Quantifying the hydration structure of sodium and potassium ions: taking additional steps on Jacob's Ladder

Phys Chem Chem Phys. 2020 May 21;22(19):10641-10652. doi: 10.1039/c9cp06161d. Epub 2020 Jan 2.

Abstract

The ability to reproduce the experimental structure of water around the sodium and potassium ions is a key test of the quality of interaction potentials due to the central importance of these ions in a wide range of important phenomena.
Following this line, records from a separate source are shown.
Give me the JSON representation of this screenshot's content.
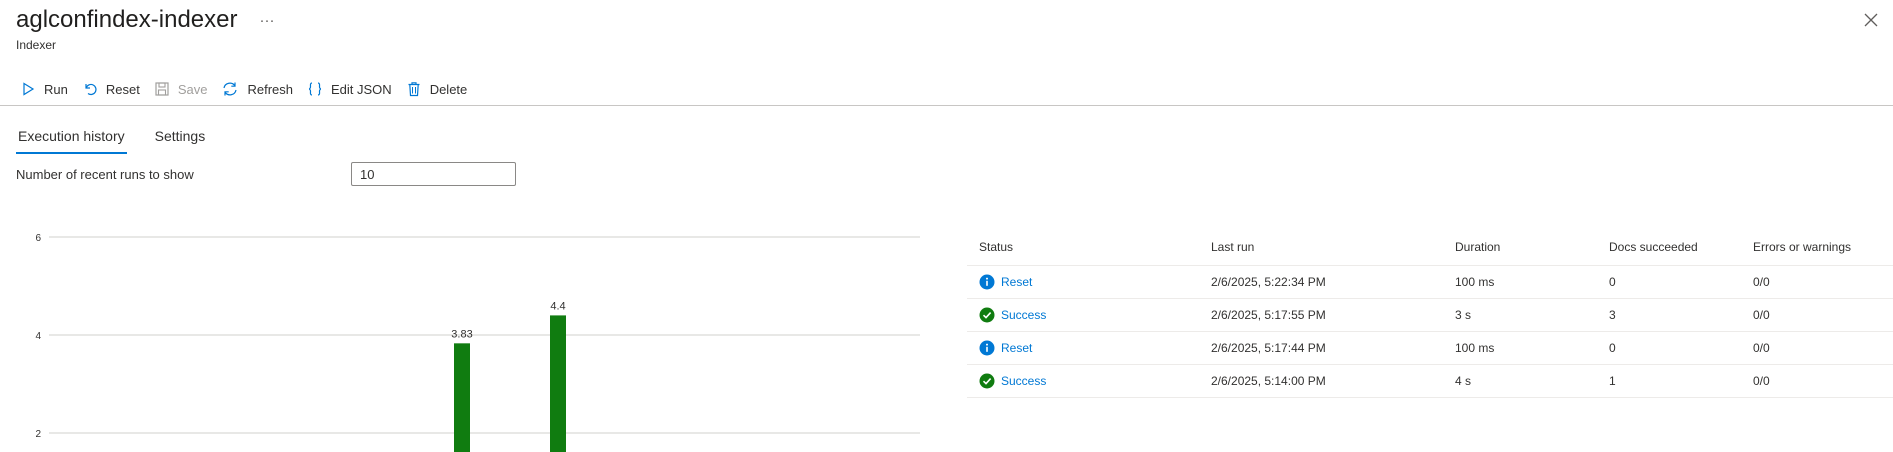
{
  "header": {
    "title": "aglconfindex-indexer",
    "subtitle": "Indexer",
    "more_label": "···"
  },
  "toolbar": {
    "run": "Run",
    "reset": "Reset",
    "save": "Save",
    "refresh": "Refresh",
    "edit_json": "Edit JSON",
    "delete": "Delete"
  },
  "tabs": {
    "execution_history": "Execution history",
    "settings": "Settings"
  },
  "runs": {
    "label": "Number of recent runs to show",
    "value": "10"
  },
  "chart_data": {
    "type": "bar",
    "y_ticks": [
      "6",
      "4",
      "2"
    ],
    "ylim_visible": [
      2,
      6
    ],
    "bars": [
      {
        "value": 3.83,
        "label": "3.83",
        "color": "#107c10"
      },
      {
        "value": 4.4,
        "label": "4.4",
        "color": "#107c10"
      }
    ]
  },
  "table": {
    "headers": [
      "Status",
      "Last run",
      "Duration",
      "Docs succeeded",
      "Errors or warnings"
    ],
    "rows": [
      {
        "status": "Reset",
        "icon": "info-icon",
        "last_run": "2/6/2025, 5:22:34 PM",
        "duration": "100 ms",
        "docs": "0",
        "errors": "0/0"
      },
      {
        "status": "Success",
        "icon": "success-icon",
        "last_run": "2/6/2025, 5:17:55 PM",
        "duration": "3 s",
        "docs": "3",
        "errors": "0/0"
      },
      {
        "status": "Reset",
        "icon": "info-icon",
        "last_run": "2/6/2025, 5:17:44 PM",
        "duration": "100 ms",
        "docs": "0",
        "errors": "0/0"
      },
      {
        "status": "Success",
        "icon": "success-icon",
        "last_run": "2/6/2025, 5:14:00 PM",
        "duration": "4 s",
        "docs": "1",
        "errors": "0/0"
      }
    ]
  },
  "colors": {
    "accent": "#0078d4",
    "success": "#107c10",
    "info": "#0078d4"
  }
}
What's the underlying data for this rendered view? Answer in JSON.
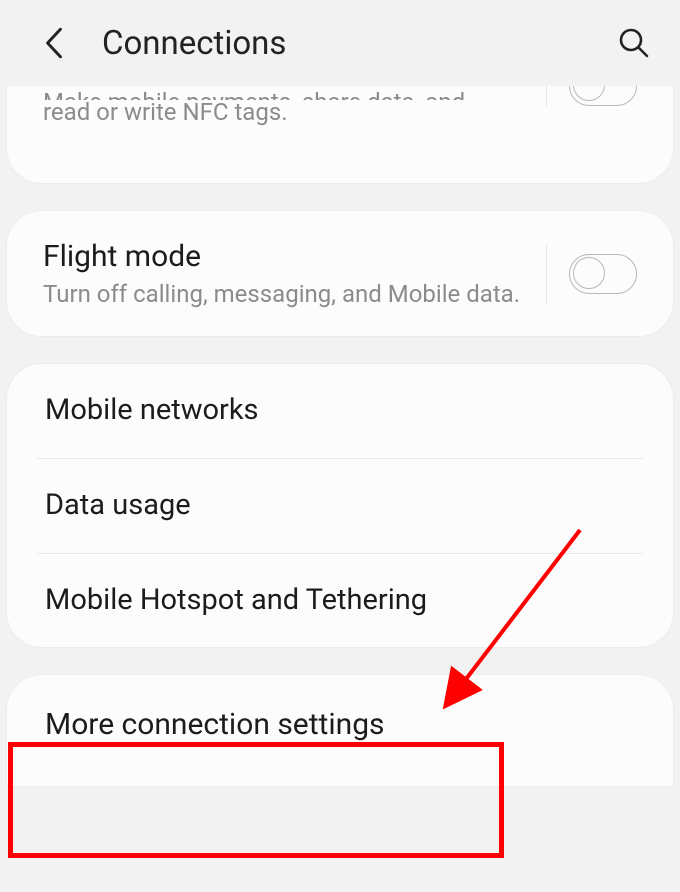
{
  "header": {
    "title": "Connections"
  },
  "nfc": {
    "partial_line1": "Make mobile payments, share data, and",
    "partial_line2": "read or write NFC tags.",
    "toggle_on": false
  },
  "flight_mode": {
    "title": "Flight mode",
    "subtitle": "Turn off calling, messaging, and Mobile data.",
    "toggle_on": false
  },
  "list": {
    "mobile_networks": "Mobile networks",
    "data_usage": "Data usage",
    "hotspot": "Mobile Hotspot and Tethering"
  },
  "more": {
    "title": "More connection settings"
  }
}
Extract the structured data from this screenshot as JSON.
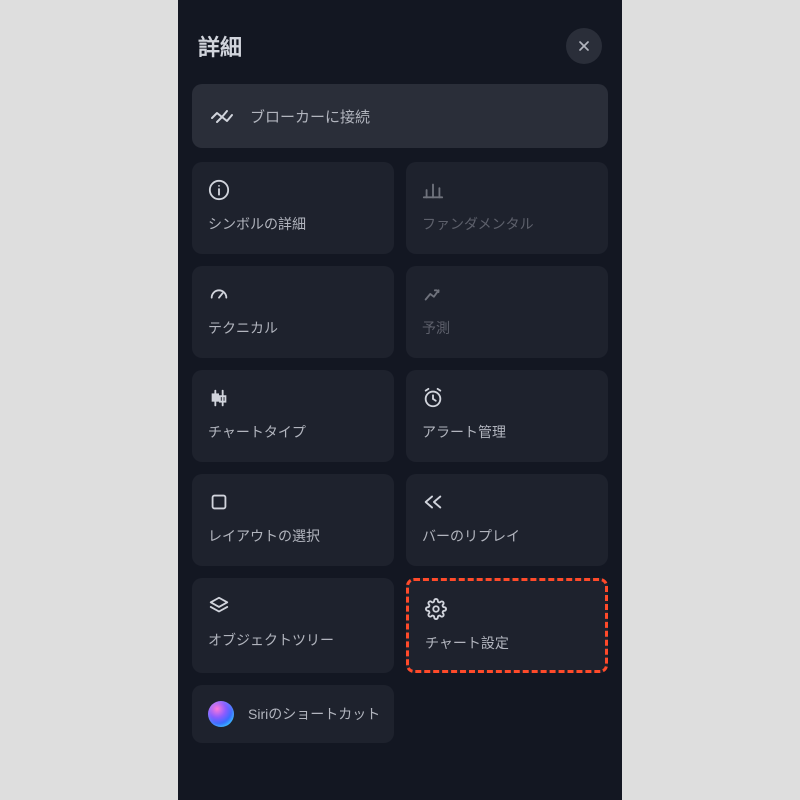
{
  "header": {
    "title": "詳細"
  },
  "broker": {
    "label": "ブローカーに接続"
  },
  "cards": {
    "symbol_detail": "シンボルの詳細",
    "fundamental": "ファンダメンタル",
    "technical": "テクニカル",
    "forecast": "予測",
    "chart_type": "チャートタイプ",
    "alert_manage": "アラート管理",
    "layout_select": "レイアウトの選択",
    "bar_replay": "バーのリプレイ",
    "object_tree": "オブジェクトツリー",
    "chart_settings": "チャート設定"
  },
  "shortcut": {
    "label": "Siriのショートカット"
  }
}
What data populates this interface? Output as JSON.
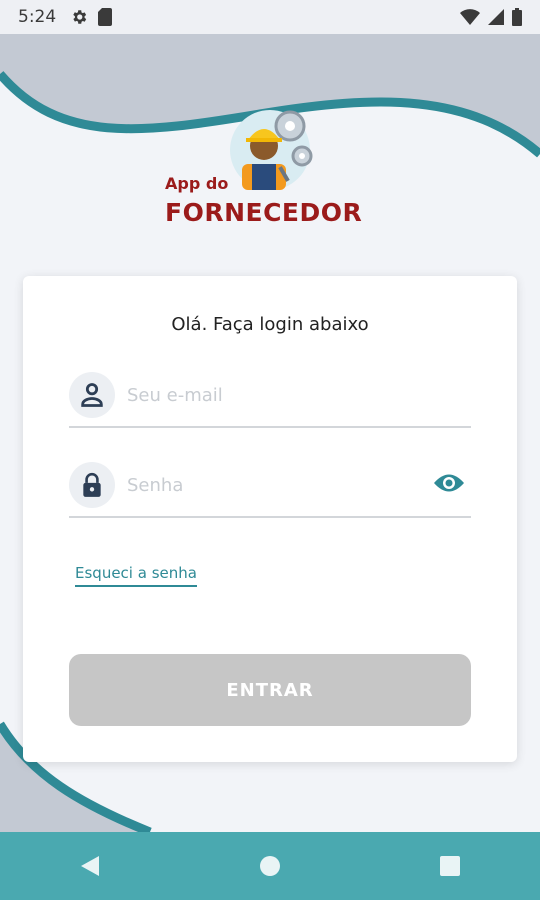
{
  "status_bar": {
    "time": "5:24",
    "left_icons": [
      "gear-icon",
      "sd-card-icon"
    ],
    "right_icons": [
      "wifi-icon",
      "signal-icon",
      "battery-icon"
    ]
  },
  "logo": {
    "line1": "App do",
    "line2": "FORNECEDOR",
    "brand_color": "#9b1b1b"
  },
  "login": {
    "title": "Olá. Faça login abaixo",
    "email_placeholder": "Seu e-mail",
    "email_value": "",
    "password_placeholder": "Senha",
    "password_value": "",
    "forgot_label": "Esqueci a senha",
    "submit_label": "ENTRAR"
  },
  "colors": {
    "accent": "#2f8a96",
    "nav_bar": "#4aa9b0",
    "wave": "#2f8a96",
    "button_disabled": "#c6c6c6"
  },
  "nav": {
    "buttons": [
      "back-icon",
      "home-icon",
      "recents-icon"
    ]
  }
}
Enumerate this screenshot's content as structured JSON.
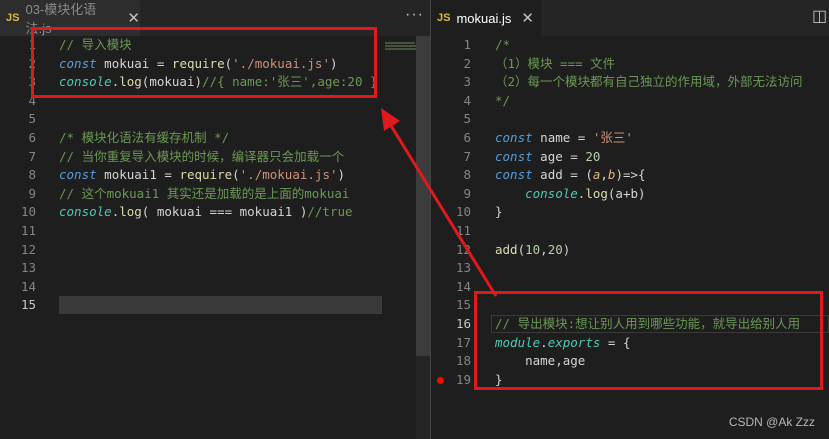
{
  "left_tab": {
    "badge": "JS",
    "name": "03-模块化语法.js",
    "close": "✕"
  },
  "left_actions": "···",
  "right_tab": {
    "badge": "JS",
    "name": "mokuai.js",
    "close": "✕"
  },
  "right_actions": "◫",
  "left_lines": [
    {
      "n": "1",
      "tokens": [
        {
          "t": "// 导入模块",
          "c": "cm"
        }
      ]
    },
    {
      "n": "2",
      "tokens": [
        {
          "t": "const",
          "c": "kw"
        },
        {
          "t": " mokuai ",
          "c": "var"
        },
        {
          "t": "= ",
          "c": "var"
        },
        {
          "t": "require",
          "c": "fn"
        },
        {
          "t": "(",
          "c": "var"
        },
        {
          "t": "'./mokuai.js'",
          "c": "str"
        },
        {
          "t": ")",
          "c": "var"
        }
      ]
    },
    {
      "n": "3",
      "tokens": [
        {
          "t": "console",
          "c": "obj"
        },
        {
          "t": ".",
          "c": "var"
        },
        {
          "t": "log",
          "c": "fn"
        },
        {
          "t": "(mokuai)",
          "c": "var"
        },
        {
          "t": "//{ name:'张三',age:20 }",
          "c": "cm"
        }
      ]
    },
    {
      "n": "4",
      "tokens": []
    },
    {
      "n": "5",
      "tokens": []
    },
    {
      "n": "6",
      "tokens": [
        {
          "t": "/* 模块化语法有缓存机制 */",
          "c": "cm"
        }
      ]
    },
    {
      "n": "7",
      "tokens": [
        {
          "t": "// 当你重复导入模块的时候，编译器只会加载一个",
          "c": "cm"
        }
      ]
    },
    {
      "n": "8",
      "tokens": [
        {
          "t": "const",
          "c": "kw"
        },
        {
          "t": " mokuai1 ",
          "c": "var"
        },
        {
          "t": "= ",
          "c": "var"
        },
        {
          "t": "require",
          "c": "fn"
        },
        {
          "t": "(",
          "c": "var"
        },
        {
          "t": "'./mokuai.js'",
          "c": "str"
        },
        {
          "t": ")",
          "c": "var"
        }
      ]
    },
    {
      "n": "9",
      "tokens": [
        {
          "t": "// 这个mokuai1 其实还是加载的是上面的mokuai",
          "c": "cm"
        }
      ]
    },
    {
      "n": "10",
      "tokens": [
        {
          "t": "console",
          "c": "obj"
        },
        {
          "t": ".",
          "c": "var"
        },
        {
          "t": "log",
          "c": "fn"
        },
        {
          "t": "( mokuai === mokuai1 )",
          "c": "var"
        },
        {
          "t": "//true",
          "c": "cm"
        }
      ]
    },
    {
      "n": "11",
      "tokens": []
    },
    {
      "n": "12",
      "tokens": []
    },
    {
      "n": "13",
      "tokens": []
    },
    {
      "n": "14",
      "tokens": []
    },
    {
      "n": "15",
      "tokens": [],
      "current": true
    }
  ],
  "right_lines": [
    {
      "n": "1",
      "tokens": [
        {
          "t": "/*",
          "c": "cm"
        }
      ]
    },
    {
      "n": "2",
      "tokens": [
        {
          "t": "（1）模块 === 文件",
          "c": "cm"
        }
      ]
    },
    {
      "n": "3",
      "tokens": [
        {
          "t": "（2）每一个模块都有自己独立的作用域，外部无法访问",
          "c": "cm"
        }
      ]
    },
    {
      "n": "4",
      "tokens": [
        {
          "t": "*/",
          "c": "cm"
        }
      ]
    },
    {
      "n": "5",
      "tokens": []
    },
    {
      "n": "6",
      "tokens": [
        {
          "t": "const",
          "c": "kw"
        },
        {
          "t": " name ",
          "c": "var"
        },
        {
          "t": "= ",
          "c": "var"
        },
        {
          "t": "'张三'",
          "c": "str"
        }
      ]
    },
    {
      "n": "7",
      "tokens": [
        {
          "t": "const",
          "c": "kw"
        },
        {
          "t": " age ",
          "c": "var"
        },
        {
          "t": "= ",
          "c": "var"
        },
        {
          "t": "20",
          "c": "num"
        }
      ]
    },
    {
      "n": "8",
      "tokens": [
        {
          "t": "const",
          "c": "kw"
        },
        {
          "t": " add ",
          "c": "var"
        },
        {
          "t": "= (",
          "c": "var"
        },
        {
          "t": "a",
          "c": "prm"
        },
        {
          "t": ",",
          "c": "var"
        },
        {
          "t": "b",
          "c": "prm"
        },
        {
          "t": ")=>{",
          "c": "var"
        }
      ]
    },
    {
      "n": "9",
      "tokens": [
        {
          "t": "    ",
          "c": "var"
        },
        {
          "t": "console",
          "c": "obj"
        },
        {
          "t": ".",
          "c": "var"
        },
        {
          "t": "log",
          "c": "fn"
        },
        {
          "t": "(a+b)",
          "c": "var"
        }
      ]
    },
    {
      "n": "10",
      "tokens": [
        {
          "t": "}",
          "c": "var"
        }
      ]
    },
    {
      "n": "11",
      "tokens": []
    },
    {
      "n": "12",
      "tokens": [
        {
          "t": "add",
          "c": "fn"
        },
        {
          "t": "(",
          "c": "var"
        },
        {
          "t": "10",
          "c": "num"
        },
        {
          "t": ",",
          "c": "var"
        },
        {
          "t": "20",
          "c": "num"
        },
        {
          "t": ")",
          "c": "var"
        }
      ]
    },
    {
      "n": "13",
      "tokens": []
    },
    {
      "n": "14",
      "tokens": []
    },
    {
      "n": "15",
      "tokens": []
    },
    {
      "n": "16",
      "tokens": [
        {
          "t": "// 导出模块:想让别人用到哪些功能，就导出给别人用",
          "c": "cm"
        }
      ],
      "current": true
    },
    {
      "n": "17",
      "tokens": [
        {
          "t": "module",
          "c": "obj"
        },
        {
          "t": ".",
          "c": "var"
        },
        {
          "t": "exports",
          "c": "obj"
        },
        {
          "t": " = {",
          "c": "var"
        }
      ]
    },
    {
      "n": "18",
      "tokens": [
        {
          "t": "    name,age",
          "c": "var"
        }
      ]
    },
    {
      "n": "19",
      "tokens": [
        {
          "t": "}",
          "c": "var"
        }
      ],
      "breakpoint": true
    }
  ],
  "watermark": "CSDN @Ak Zzz",
  "colors": {
    "highlight_box": "#e0191e",
    "editor_bg": "#1e1e1e"
  }
}
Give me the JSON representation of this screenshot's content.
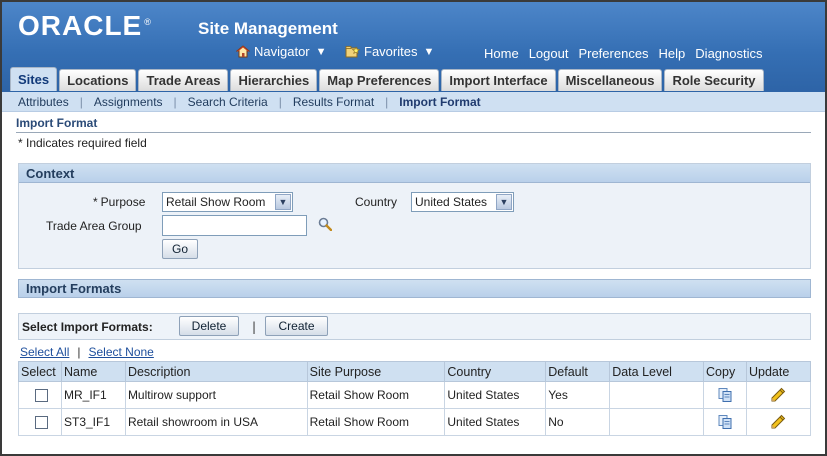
{
  "header": {
    "logo": "ORACLE",
    "logo_mark": "®",
    "app_title": "Site Management",
    "navigator": "Navigator",
    "favorites": "Favorites",
    "global_links": [
      "Home",
      "Logout",
      "Preferences",
      "Help",
      "Diagnostics"
    ]
  },
  "tabs": [
    {
      "label": "Sites",
      "active": true
    },
    {
      "label": "Locations"
    },
    {
      "label": "Trade Areas"
    },
    {
      "label": "Hierarchies"
    },
    {
      "label": "Map Preferences"
    },
    {
      "label": "Import Interface"
    },
    {
      "label": "Miscellaneous"
    },
    {
      "label": "Role Security"
    }
  ],
  "subtabs": [
    {
      "label": "Attributes"
    },
    {
      "label": "Assignments"
    },
    {
      "label": "Search Criteria"
    },
    {
      "label": "Results Format"
    },
    {
      "label": "Import Format",
      "active": true
    }
  ],
  "page": {
    "title": "Import Format",
    "required_note": "* Indicates required field"
  },
  "context": {
    "heading": "Context",
    "purpose_label": "Purpose",
    "purpose_star": "*",
    "purpose_value": "Retail Show Room",
    "country_label": "Country",
    "country_value": "United States",
    "trade_area_group_label": "Trade Area Group",
    "trade_area_group_value": "",
    "go_label": "Go"
  },
  "imports": {
    "heading": "Import Formats",
    "select_label": "Select Import Formats:",
    "delete_label": "Delete",
    "separator": "|",
    "create_label": "Create",
    "select_all": "Select All",
    "select_none": "Select None",
    "columns": [
      "Select",
      "Name",
      "Description",
      "Site Purpose",
      "Country",
      "Default",
      "Data Level",
      "Copy",
      "Update"
    ],
    "rows": [
      {
        "name": "MR_IF1",
        "description": "Multirow support",
        "site_purpose": "Retail Show Room",
        "country": "United States",
        "default": "Yes",
        "data_level": ""
      },
      {
        "name": "ST3_IF1",
        "description": "Retail showroom in USA",
        "site_purpose": "Retail Show Room",
        "country": "United States",
        "default": "No",
        "data_level": ""
      }
    ]
  },
  "colors": {
    "header_blue": "#356fb4",
    "tab_active": "#cfe0f2",
    "section_head": "#b9d0ea",
    "link": "#1d4e9c"
  },
  "icons": {
    "navigator": "home-icon",
    "favorites": "favorites-icon",
    "search": "search-icon",
    "copy": "copy-icon",
    "update": "pencil-icon"
  }
}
Here, we simulate the Na+ and K+ ions in bulk water using three density functional theory functionals: (1) the generalized gradient approximation (GGA) based dispersion corrected revised Perdew, Burke, and Ernzerhof functional (revPBE-D3) (2) the recently developed strongly constrained and appropriately normed (SCAN) functional (3) the random phase approximation (RPA) functional for potassium. We compare with experimental X-ray diffraction (XRD) and X-ray absorption fine structure (EXAFS) measurements to demonstrate that SCAN accurately reproduces key structural details of the hydration structure around the sodium and potassium cations, whereas revPBE-D3 fails to do so. However, we show that SCAN provides a worse description of pure water in comparison with revPBE-D3. RPA also shows an improvement for K+, but slow convergence prevents rigorous comparison. Finally, we analyse cluster energetics to show SCAN and RPA have smaller fluctuations of the mean error of ion-water cluster binding energies compared with revPBE-D3.